Ленин слушал не перебивая, лишь изредка переглядываясь с Ольминским, взглядом подтверждая какие-то давние, уже известные Галерке мысли.
Но особенно оживился Владимир Ильич, когда речь зашла о позиции меньшевиков, о братьях Шендриковых, их неприглядной роли в бакинских делах, и прежде всего в декабрьской всеобщей стачке.
— Вот-вот. Об этом непременно расскажите в своей лекции. Пусть наши златоязыкие меньшевики порадуются плодам своих раскольнических деяний. Пусть увидят, как их последователи в Баку вредят делу рабочего класса. Готовьтесь, товарищ Южин, вероятно, в майские праздники и выступите с докладом или рефератом — как вам будет угодно. И о резне расскажете.
Владимир Ильич встал, прошелся по комнате и остановился, глядя в окно.

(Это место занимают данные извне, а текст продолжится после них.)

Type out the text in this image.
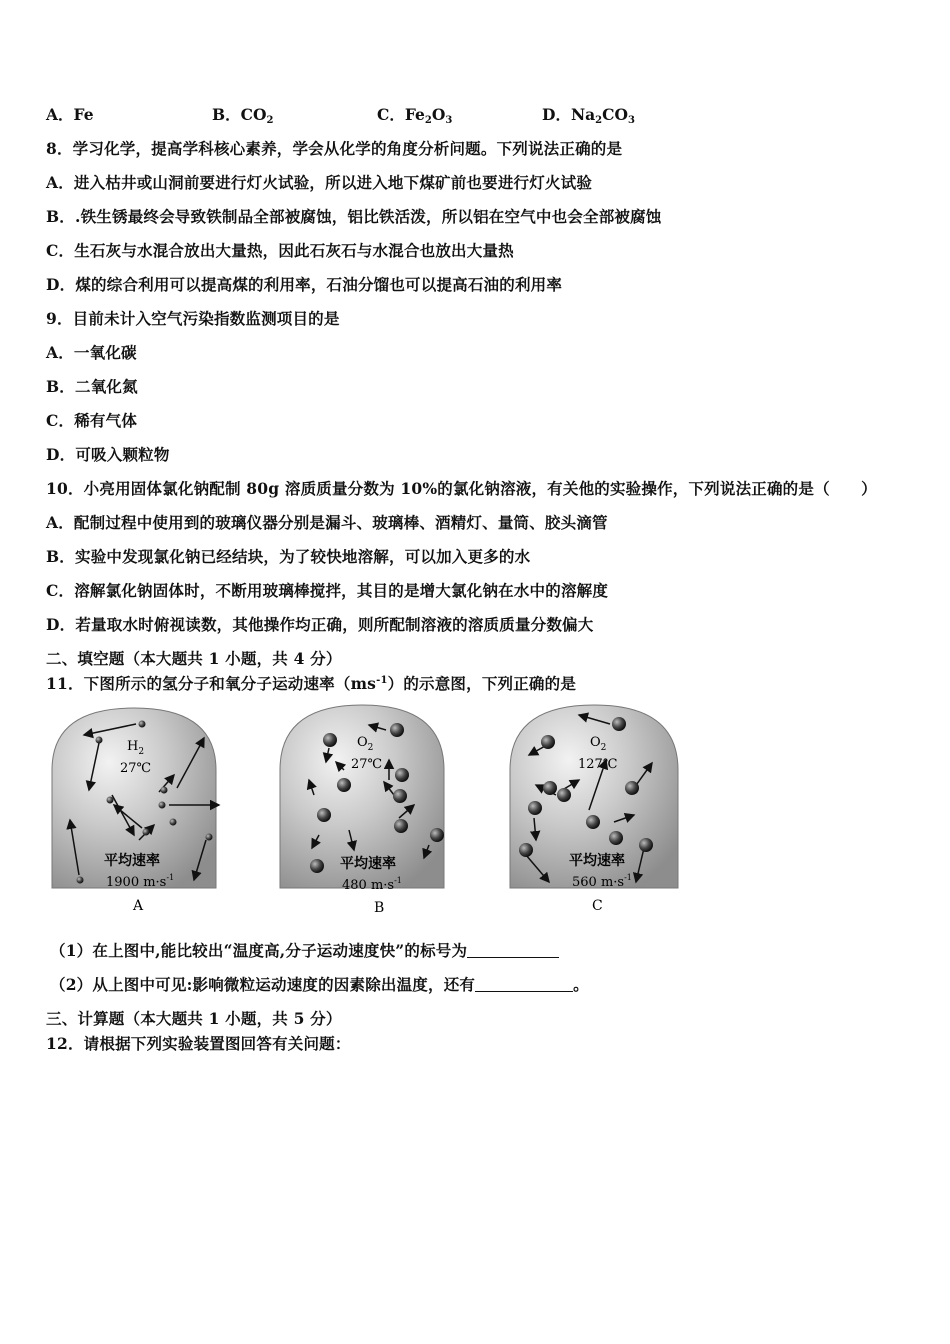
A．Fe	B．$CO_2$	C．$Fe_2O_3$	D．$Na_2CO_3$
8．学习化学，提高学科核心素养，学会从化学的角度分析问题。下列说法正确的是
A．进入枯井或山洞前要进行灯火试验，所以进入地下煤矿前也要进行灯火试验
B．.铁生锈最终会导致铁制品全部被腐蚀，铝比铁活泼，所以铝在空气中也会全部被腐蚀
C．生石灰与水混合放出大量热，因此石灰石与水混合也放出大量热
D．煤的综合利用可以提高煤的利用率，石油分馏也可以提高石油的利用率
9．目前未计入空气污染指数监测项目的是
A．一氧化碳
B．二氧化氮
C．稀有气体
D．可吸入颗粒物
10．小亮用固体氯化钠配制 80g 溶质质量分数为 10%的氯化钠溶液，有关他的实验操作，下列说法正确的是（　　）
A．配制过程中使用到的玻璃仪器分别是漏斗、玻璃棒、酒精灯、量筒、胶头滴管
B．实验中发现氯化钠已经结块，为了较快地溶解，可以加入更多的水
C．溶解氯化钠固体时，不断用玻璃棒搅拌，其目的是增大氯化钠在水中的溶解度
D．若量取水时俯视读数，其他操作均正确，则所配制溶液的溶质质量分数偏大
二、填空题（本大题共 1 小题，共 4 分）
11．下图所示的氢分子和氧分子运动速率$(ms^{-1})$的示意图，下列正确的是
$H_2$
27℃
平均速率
1900 $m\cdot s^{-1}$
A
$O_2$
27℃
平均速率
480 $m\cdot s^{-1}$
B
$O_2$
127℃
平均速率
560 $m\cdot s^{-1}$
C
（1）在上图中,能比较出“温度高,分子运动速度快”的标号为
（2）从上图中可见:影响微粒运动速度的因素除出温度，还有	。
三、计算题（本大题共 1 小题，共 5 分）
12．请根据下列实验装置图回答有关问题：
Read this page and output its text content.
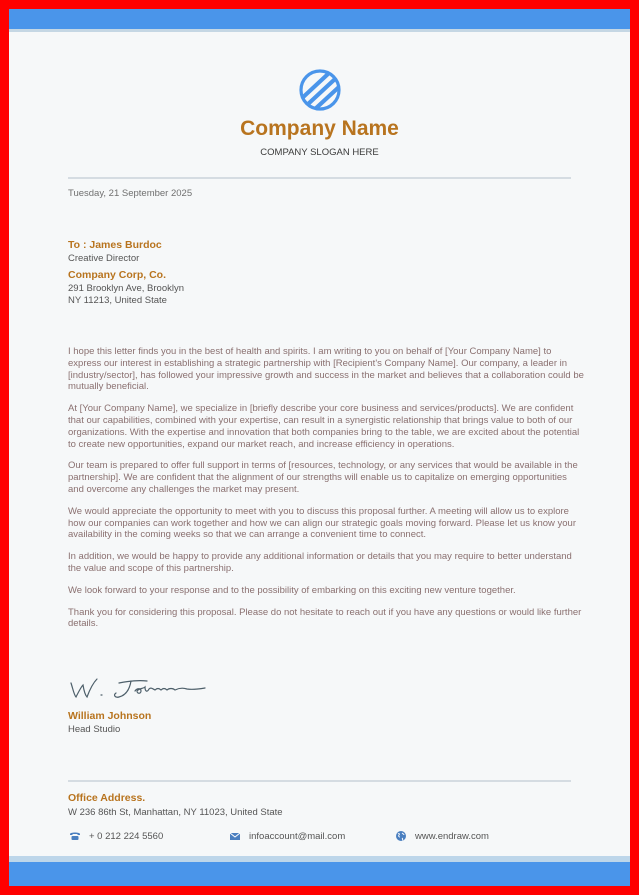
Company Name
COMPANY SLOGAN HERE
Tuesday, 21 September 2025
To : James Burdoc
Creative Director
Company Corp, Co.
291 Brooklyn Ave, Brooklyn
NY 11213, United State

I hope this letter finds you in the best of health and spirits. I am writing to you on behalf of [Your Company Name] to express our interest in establishing a strategic partnership with [Recipient's Company Name]. Our company, a leader in [industry/sector], has followed your impressive growth and success in the market and believes that a collaboration could be mutually beneficial.

At [Your Company Name], we specialize in [briefly describe your core business and services/products]. We are confident that our capabilities, combined with your expertise, can result in a synergistic relationship that brings value to both of our organizations. With the expertise and innovation that both companies bring to the table, we are excited about the potential to create new opportunities, expand our market reach, and increase efficiency in operations.

Our team is prepared to offer full support in terms of [resources, technology, or any services that would be available in the partnership]. We are confident that the alignment of our strengths will enable us to capitalize on emerging opportunities and overcome any challenges the market may present.

We would appreciate the opportunity to meet with you to discuss this proposal further. A meeting will allow us to explore how our companies can work together and how we can align our strategic goals moving forward. Please let us know your availability in the coming weeks so that we can arrange a convenient time to connect.

In addition, we would be happy to provide any additional information or details that you may require to better understand the value and scope of this partnership.

We look forward to your response and to the possibility of embarking on this exciting new venture together.

Thank you for considering this proposal. Please do not hesitate to reach out if you have any questions or would like further details.

William Johnson
Head Studio
Office Address.
W 236 86th St, Manhattan, NY 11023, United State
+ 0 212 224 5560	infoaccount@mail.com	www.endraw.com
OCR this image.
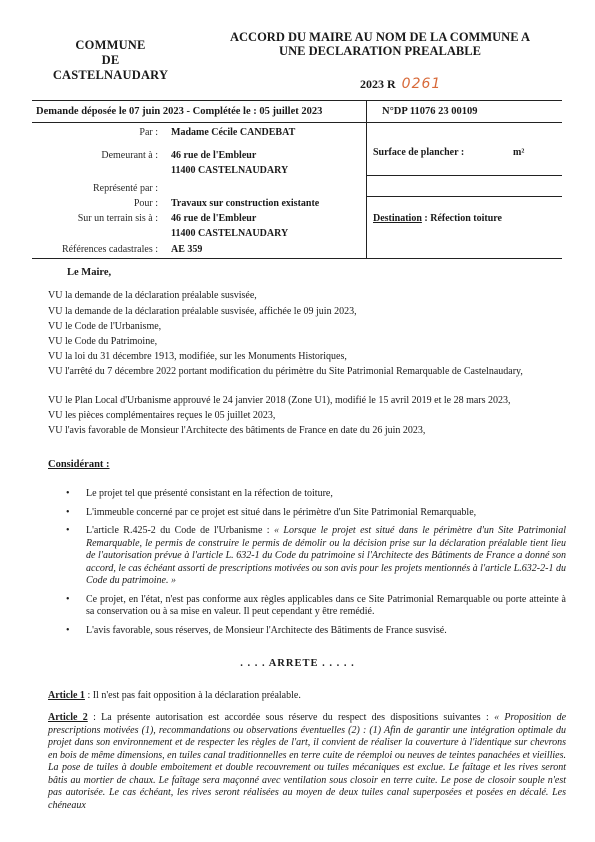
COMMUNE
DE
CASTELNAUDARY
ACCORD DU MAIRE AU NOM DE LA COMMUNE A
UNE DECLARATION PREALABLE
2023 R 0261
Demande déposée le 07 juin 2023 - Complétée le : 05 juillet 2023	N°DP 11076 23 00109
Par : Madame Cécile CANDEBAT
Demeurant à : 46 rue de l'Embleur
11400 CASTELNAUDARY
Représenté par :
Pour : Travaux sur construction existante
Sur un terrain sis à : 46 rue de l'Embleur
11400 CASTELNAUDARY
Références cadastrales : AE 359
Surface de plancher :	m²
Destination : Réfection toiture
Le Maire,
VU la demande de la déclaration préalable susvisée,
VU la demande de la déclaration préalable susvisée, affichée le 09 juin 2023,
VU le Code de l'Urbanisme,
VU le Code du Patrimoine,
VU la loi du 31 décembre 1913, modifiée, sur les Monuments Historiques,
VU l'arrêté du 7 décembre 2022 portant modification du périmètre du Site Patrimonial Remarquable de Castelnaudary,
VU le Plan Local d'Urbanisme approuvé le 24 janvier 2018 (Zone U1), modifié le 15 avril 2019 et le 28 mars 2023,
VU les pièces complémentaires reçues le 05 juillet 2023,
VU l'avis favorable de Monsieur l'Architecte des bâtiments de France en date du 26 juin 2023,
Considérant :
• Le projet tel que présenté consistant en la réfection de toiture,
• L'immeuble concerné par ce projet est situé dans le périmètre d'un Site Patrimonial Remarquable,
• L'article R.425-2 du Code de l'Urbanisme : « Lorsque le projet est situé dans le périmètre d'un Site Patrimonial Remarquable, le permis de construire le permis de démolir ou la décision prise sur la déclaration préalable tient lieu de l'autorisation prévue à l'article L. 632-1 du Code du patrimoine si l'Architecte des Bâtiments de France a donné son accord, le cas échéant assorti de prescriptions motivées ou son avis pour les projets mentionnés à l'article L.632-2-1 du Code du patrimoine. »
• Ce projet, en l'état, n'est pas conforme aux règles applicables dans ce Site Patrimonial Remarquable ou porte atteinte à sa conservation ou à sa mise en valeur. Il peut cependant y être remédié.
• L'avis favorable, sous réserves, de Monsieur l'Architecte des Bâtiments de France susvisé.
. . . . ARRETE . . . . .
Article 1 : Il n'est pas fait opposition à la déclaration préalable.
Article 2 : La présente autorisation est accordée sous réserve du respect des dispositions suivantes : « Proposition de prescriptions motivées (1), recommandations ou observations éventuelles (2) : (1) Afin de garantir une intégration optimale du projet dans son environnement et de respecter les règles de l'art, il convient de réaliser la couverture à l'identique sur chevrons en bois de même dimensions, en tuiles canal traditionnelles en terre cuite de réemploi ou neuves de teintes panachées et vieillies. La pose de tuiles à double emboitement et double recouvrement ou tuiles mécaniques est exclue. Le faîtage et les rives seront bâtis au mortier de chaux. Le faîtage sera maçonné avec ventilation sous closoir en terre cuite. Le pose de closoir souple n'est pas autorisée. Le cas échéant, les rives seront réalisées au moyen de deux tuiles canal superposées et posées en décalé. Les chéneaux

— Это ужасно, это ни с чем не сравнимо. Один пролетарий убивает другого только за то, что он другой национальности. Искать выход из своего рабства в убийстве такого же несчастного, как и ты, — что может быть более жестоким и нелепым!
Он стоял бледный и строгий, совсем не похожий на того Ленина, которого Михаил наблюдал при знакомстве. Надежда Константиновна задумчиво сказала:
— Все это действительно жутко и страшно и у каждого честного человека должно вызывать гнев и возмущение.
Михаил Иванович не представлял себе, что первый его доклад в канун первомайских праздников перед русской социал-демократической эмиграцией вызовет такой интерес — послушать его пришли и большевики, и меньшевики. Тут были и Мартов, и Максимов, и Юсов, — словом, маленькой группе большевиков трудно было бы тягаться с ними, если б завязался какой-либо спор.
— Вы все-таки вверните пару слов насчет предательства меньшевиков, — шепнул ему на ухо Галерка. — Вот писку-то будет.
— Потоньше, Михаил Иванович, — посоветовала Надежда Константиновна, — пусть эти интеллектуалы взовьются в поднебесье…
Владимир Ильич представил оратора:
— Сегодня с рефератом о бакинских событиях и мусульмано-армянской резне в феврале нынешнего года выступит член Бакинского комитета РСДРП товарищ Южин…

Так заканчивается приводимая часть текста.